Nel ricco panorama degli artisti altoatesini, Ulrich Egger si è creato un proprio ambito esclusivo in cui, approfondendo sia singolarmente sia in comunione tra loro le sue due grandi passioni, la scultura e la fotografia, ha sviluppato un linguaggio del tutto personale definito dalla critica, “foto-scultura”. L’altra caratteristica che contribuisce a rendere i suoi lavori ben riconoscibili, è la presenza delle immagini di edifici e abitazioni abbandonate, in rovina o degradate dal tempo e dagli uomini. Egger, infatti, ama documentare fotograficamente realtà urbane dure, inquietanti, urtanti, dolorose che poi in studio modifica e integra intervenendo con materiali industriali che, esaltandone drammaticamente il senso, le riattualizzano. Il suo impegno per riportare alla vita questi “reperti di archeologia contemporanea” si carica di implicazioni sociologiche, antropologiche, etiche, politiche che si traducono nel recupero concettuale ed estetico delle storie di quotidiana umanità che stanno dentro e dietro a una insospettabile e inesplorata “bellezza del degrado”.

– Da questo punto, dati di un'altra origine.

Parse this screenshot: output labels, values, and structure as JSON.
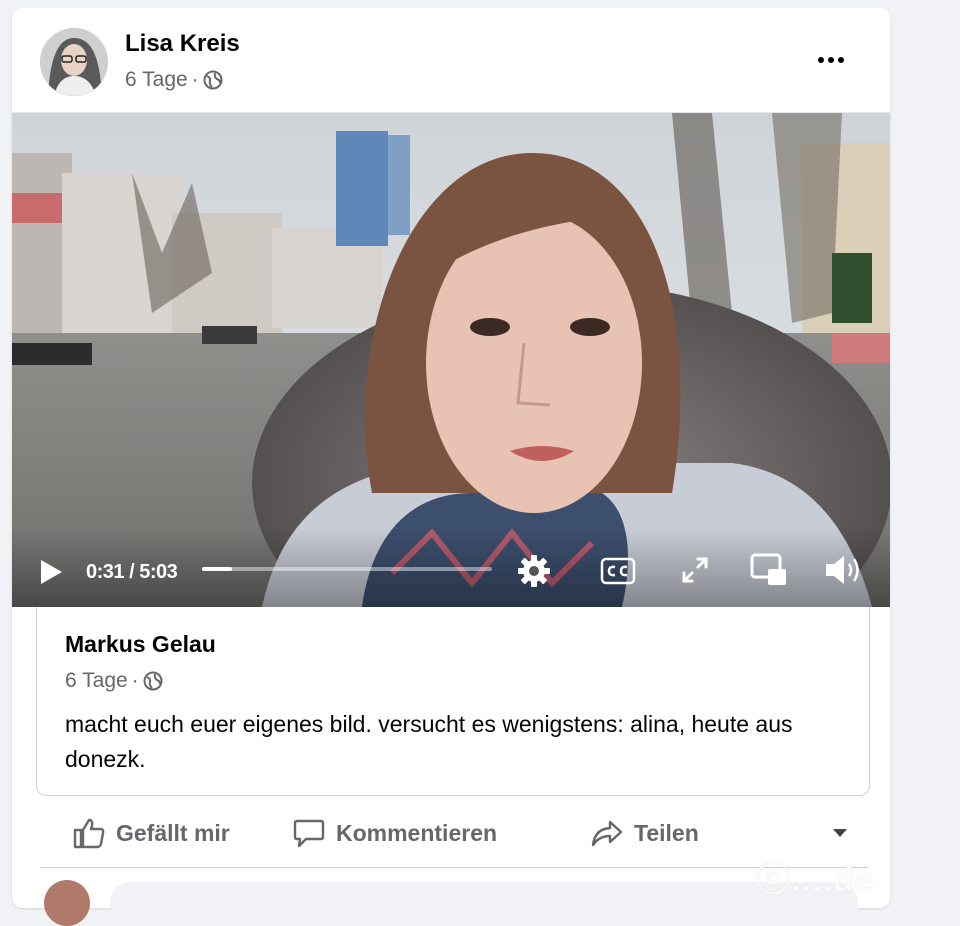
{
  "post": {
    "author_name": "Lisa Kreis",
    "time": "6 Tage",
    "separator": "·",
    "privacy_icon": "globe-icon"
  },
  "video": {
    "time_display": "0:31 / 5:03",
    "progress": 0.103
  },
  "shared_post": {
    "author_name": "Markus Gelau",
    "time": "6 Tage",
    "separator": "·",
    "text": "macht euch euer eigenes bild. versucht es wenigstens: alina, heute aus donezk."
  },
  "actions": {
    "like_label": "Gefällt mir",
    "comment_label": "Kommentieren",
    "share_label": "Teilen"
  },
  "watermark": "ⓒ....de",
  "colors": {
    "secondary_text": "#65676b",
    "background": "#f0f2f5",
    "card": "#ffffff"
  }
}
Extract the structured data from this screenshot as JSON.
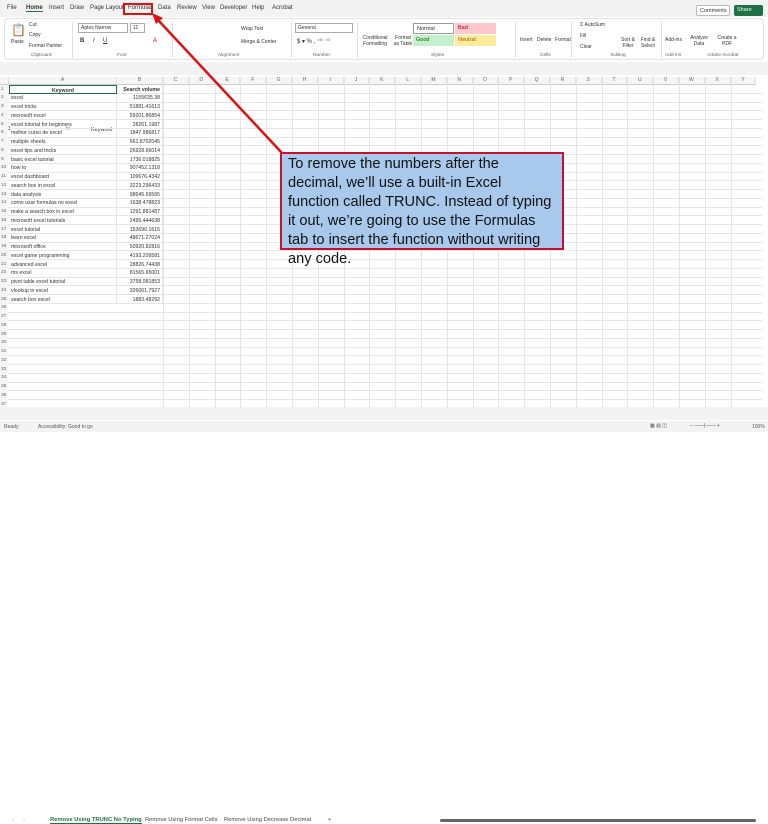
{
  "menu": {
    "tabs": [
      "File",
      "Home",
      "Insert",
      "Draw",
      "Page Layout",
      "Formulas",
      "Data",
      "Review",
      "View",
      "Developer",
      "Help",
      "Acrobat"
    ],
    "active": "Home",
    "highlighted": "Formulas",
    "comments": "Comments",
    "share": "Share"
  },
  "ribbon": {
    "clipboard": {
      "paste": "Paste",
      "cut": "Cut",
      "copy": "Copy",
      "format_painter": "Format Painter",
      "label": "Clipboard"
    },
    "font": {
      "name": "Aptos Narrow",
      "size": "11",
      "label": "Font"
    },
    "alignment": {
      "wrap": "Wrap Text",
      "merge": "Merge & Center",
      "label": "Alignment"
    },
    "number": {
      "format": "General",
      "label": "Number"
    },
    "styles": {
      "conditional": "Conditional Formatting",
      "format_table": "Format as Table",
      "normal": "Normal",
      "bad": "Bad",
      "good": "Good",
      "neutral": "Neutral",
      "label": "Styles"
    },
    "cells": {
      "insert": "Insert",
      "delete": "Delete",
      "format": "Format",
      "label": "Cells"
    },
    "editing": {
      "autosum": "AutoSum",
      "fill": "Fill",
      "clear": "Clear",
      "sort": "Sort & Filter",
      "find": "Find & Select",
      "label": "Editing"
    },
    "addins": {
      "addins": "Add-ins",
      "label": "Add-ins"
    },
    "analyze": {
      "label": "Analyze Data"
    },
    "acrobat": {
      "create": "Create a PDF",
      "label": "Adobe Acrobat"
    }
  },
  "formula_bar": {
    "cell": "A1",
    "fx": "fx",
    "value": "Keyword"
  },
  "columns": [
    "A",
    "B",
    "C",
    "D",
    "E",
    "F",
    "G",
    "H",
    "I",
    "J",
    "K",
    "L",
    "M",
    "N",
    "O",
    "P",
    "Q",
    "R",
    "S",
    "T",
    "U",
    "V",
    "W",
    "X",
    "Y"
  ],
  "table": {
    "headers": [
      "Keyword",
      "Search volume"
    ],
    "rows": [
      [
        "excel",
        "1155635.38"
      ],
      [
        "excel tricks",
        "51881.41613"
      ],
      [
        "microsoft excel",
        "59201.86854"
      ],
      [
        "excel tutorial for beginners",
        "28261.1987"
      ],
      [
        "melhor curso de excel",
        "1847.986817"
      ],
      [
        "multiple sheets",
        "661.8702045"
      ],
      [
        "excel tips and tricks",
        "26928.66014"
      ],
      [
        "basic excel tutorial",
        "1736.018825"
      ],
      [
        "how to",
        "907452.1318"
      ],
      [
        "excel dashboard",
        "109676.4342"
      ],
      [
        "search box in excel",
        "3223.296433"
      ],
      [
        "data analysis",
        "98645.69595"
      ],
      [
        "como usar formulas no excel",
        "1638.478823"
      ],
      [
        "make a search box in excel",
        "1291.881487"
      ],
      [
        "microsoft excel tutorials",
        "2495.444638"
      ],
      [
        "excel tutorial",
        "153690.1615"
      ],
      [
        "learn excel",
        "48671.27024"
      ],
      [
        "microsoft office",
        "50920.82816"
      ],
      [
        "excel game programming",
        "4193.209581"
      ],
      [
        "advanced excel",
        "28826.74438"
      ],
      [
        "ms excel",
        "81565.65001"
      ],
      [
        "pivot table excel tutorial",
        "3758.081853"
      ],
      [
        "vlookup in excel",
        "326061.7927"
      ],
      [
        "search box excel",
        "1883.48292"
      ]
    ]
  },
  "callout": "To remove the numbers after the decimal, we’ll use a built-in Excel function called TRUNC. Instead of typing it out, we’re going to use the Formulas tab to insert the function without writing any code.",
  "sheets": [
    "Remove Using TRUNC No Typing",
    "Remove Using Format Cells",
    "Remove Using Decrease Decimal"
  ],
  "add_sheet": "+",
  "status": {
    "ready": "Ready",
    "accessibility": "Accessibility: Good to go",
    "zoom": "100%"
  },
  "colors": {
    "accent": "#1e7145",
    "callout_bg": "#a9c9ec",
    "annotation_red": "#c8102e"
  }
}
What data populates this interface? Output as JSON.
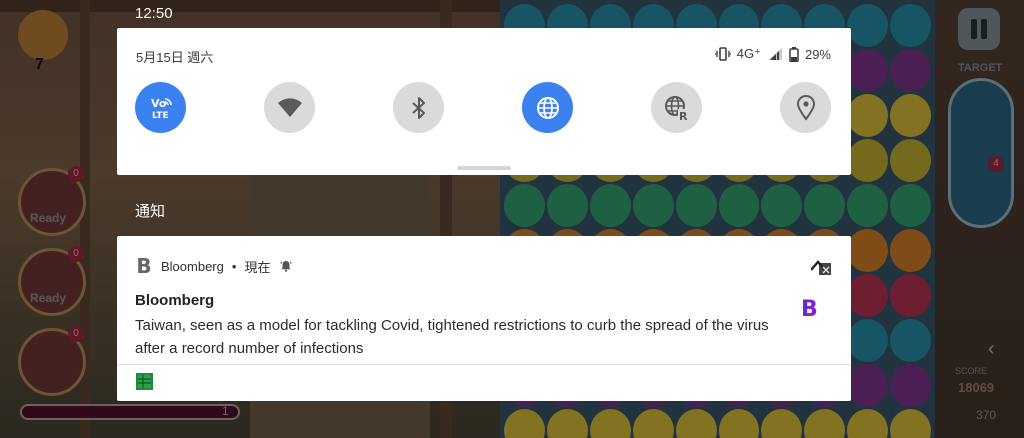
{
  "status_bar": {
    "time": "12:50"
  },
  "quick_settings": {
    "date": "5月15日 週六",
    "network": "4G⁺",
    "battery": "29%",
    "tiles": [
      {
        "name": "volte",
        "label": "LTE",
        "state": "on"
      },
      {
        "name": "wifi",
        "state": "off"
      },
      {
        "name": "bluetooth",
        "state": "off"
      },
      {
        "name": "data",
        "state": "on"
      },
      {
        "name": "roaming",
        "state": "off"
      },
      {
        "name": "location",
        "state": "off"
      }
    ]
  },
  "shade": {
    "title": "通知"
  },
  "notification": {
    "app_name": "Bloomberg",
    "separator": "•",
    "time": "現在",
    "title": "Bloomberg",
    "body": "Taiwan, seen as a model for tackling Covid, tightened restrictions to curb the spread of the virus after a record number of infections",
    "app_icon_letter": "B",
    "thumb_letter": "B"
  },
  "game": {
    "left_count": "7",
    "ready_label": "Ready",
    "zero_badge": "0",
    "hp_value": "1",
    "target_label": "TARGET",
    "target_count": "4",
    "score_label": "SCORE",
    "score": "18069",
    "coins": "370"
  },
  "colors": {
    "accent": "#3b82f0",
    "tile_off": "#dadada",
    "panel": "#ffffff"
  }
}
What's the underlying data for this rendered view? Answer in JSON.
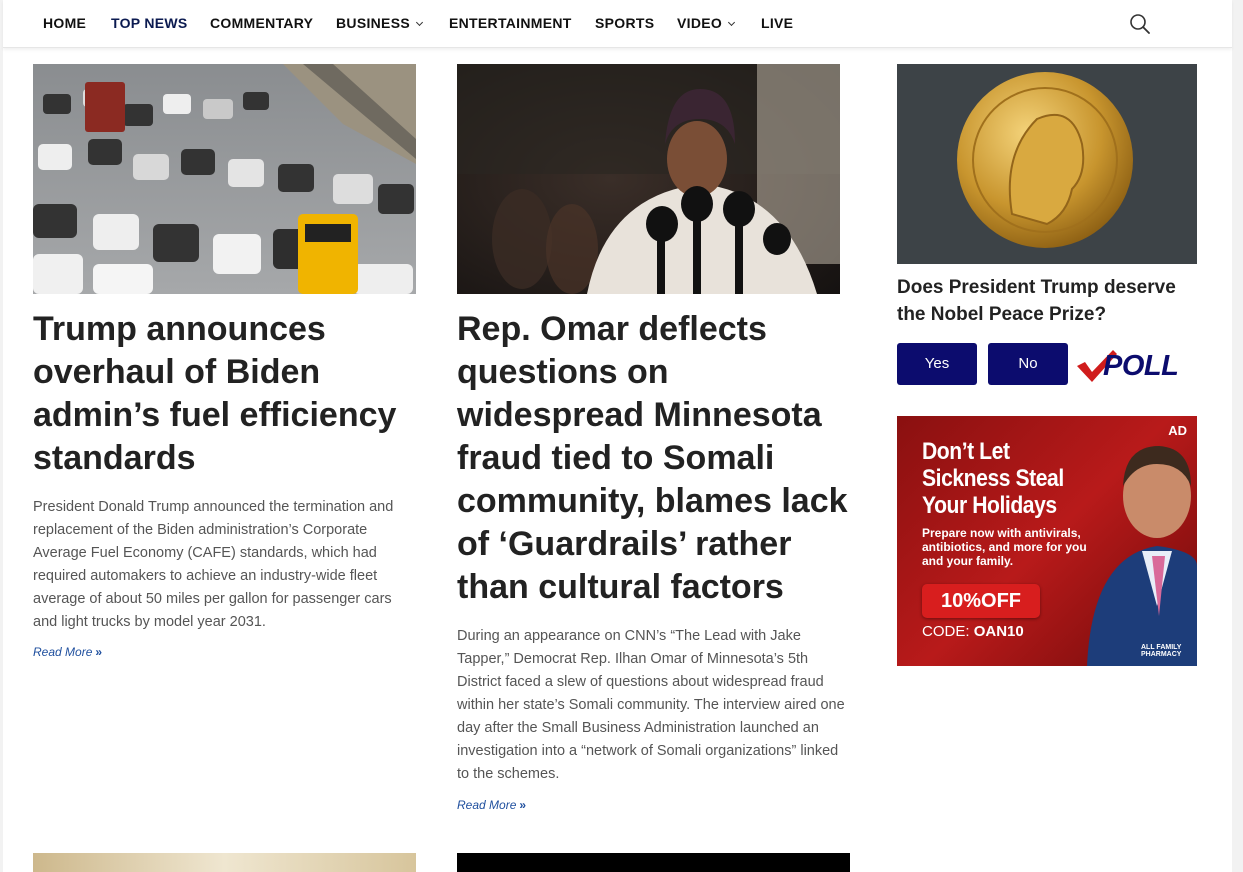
{
  "nav": {
    "items": [
      {
        "label": "HOME"
      },
      {
        "label": "TOP NEWS"
      },
      {
        "label": "COMMENTARY"
      },
      {
        "label": "BUSINESS"
      },
      {
        "label": "ENTERTAINMENT"
      },
      {
        "label": "SPORTS"
      },
      {
        "label": "VIDEO"
      },
      {
        "label": "LIVE"
      }
    ]
  },
  "articles": [
    {
      "headline": "Trump announces overhaul of Biden admin’s fuel efficiency standards",
      "excerpt": "President Donald Trump announced the termination and replacement of the Biden administration’s Corporate Average Fuel Economy (CAFE) standards, which had required automakers to achieve an industry-wide fleet average of about 50 miles per gallon for passenger cars and light trucks by model year 2031.",
      "read_more": "Read More",
      "image_alt": "Highway traffic with school bus"
    },
    {
      "headline": "Rep. Omar deflects questions on widespread Minnesota fraud tied to Somali community, blames lack of ‘Guardrails’ rather than cultural factors",
      "excerpt": "During an appearance on CNN’s “The Lead with Jake Tapper,” Democrat Rep. Ilhan Omar of Minnesota’s 5th District faced a slew of questions about widespread fraud within her state’s Somali community. The interview aired one day after the Small Business Administration launched an investigation into a “network of Somali organizations” linked to the schemes.",
      "read_more": "Read More",
      "image_alt": "Speaker at microphones"
    }
  ],
  "poll": {
    "question": "Does President Trump deserve the Nobel Peace Prize?",
    "yes_label": "Yes",
    "no_label": "No",
    "logo_text": "POLL"
  },
  "ad": {
    "badge": "AD",
    "headline": "Don’t Let Sickness Steal Your Holidays",
    "subtext": "Prepare now with antivirals, antibiotics, and more for you and your family.",
    "offer": "10%OFF",
    "code_label": "CODE:",
    "code": "OAN10",
    "brand": "ALL FAMILY PHARMACY"
  },
  "colors": {
    "nav_active": "#0b1a50",
    "poll_button": "#0c0c6e",
    "link": "#1f4f9e",
    "ad_red": "#b81a1a"
  }
}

Gran parte delle sue opere nascono dall’interazione di questi tre filoni artistici indipendenti, : le fotografie, le foto-sculture di cui si è detto, gli assemblage e le installazioni in cui gli object trouvé, vecchi infissi di legno bianchi, dialogano con le nuove tecnologie: immagini fotografiche monocrome, lamiere in acciaio Corten, lastre di plexiglass, cemento a vista. La ricerca di Egger si muove in bilico tra analisi critica di uno sviluppo inarrestabile, caotico, irresponsabile e nostalgia utopica di un mondo più giusto in cui ritrovare i difficili equilibri tra Uomo e Natura. La sua volontà di denunciare la dicotomia, forse insanabile, tra tecnica e umanesimo, si ritrova in tutti i suoi lavori, bi o tridimensionali, prodotti della sua straordinaria sensibilità fondata su rigorose composizioni geometriche: griglia ordinatrice, vuoto, pieno; su materiali architettonici: vetro, legno, ferro, cemento; su raffinati cromatismi che privilegiano le tinte neutre e astratte: bianco, nero, grigio, bronzo.
Ulrich sembra voler dimostrare che la bellezza si trova ovunque, basta saper guardare oltre le mere apparenze per vedere l’essenza di una realtà molteplice e multiforme.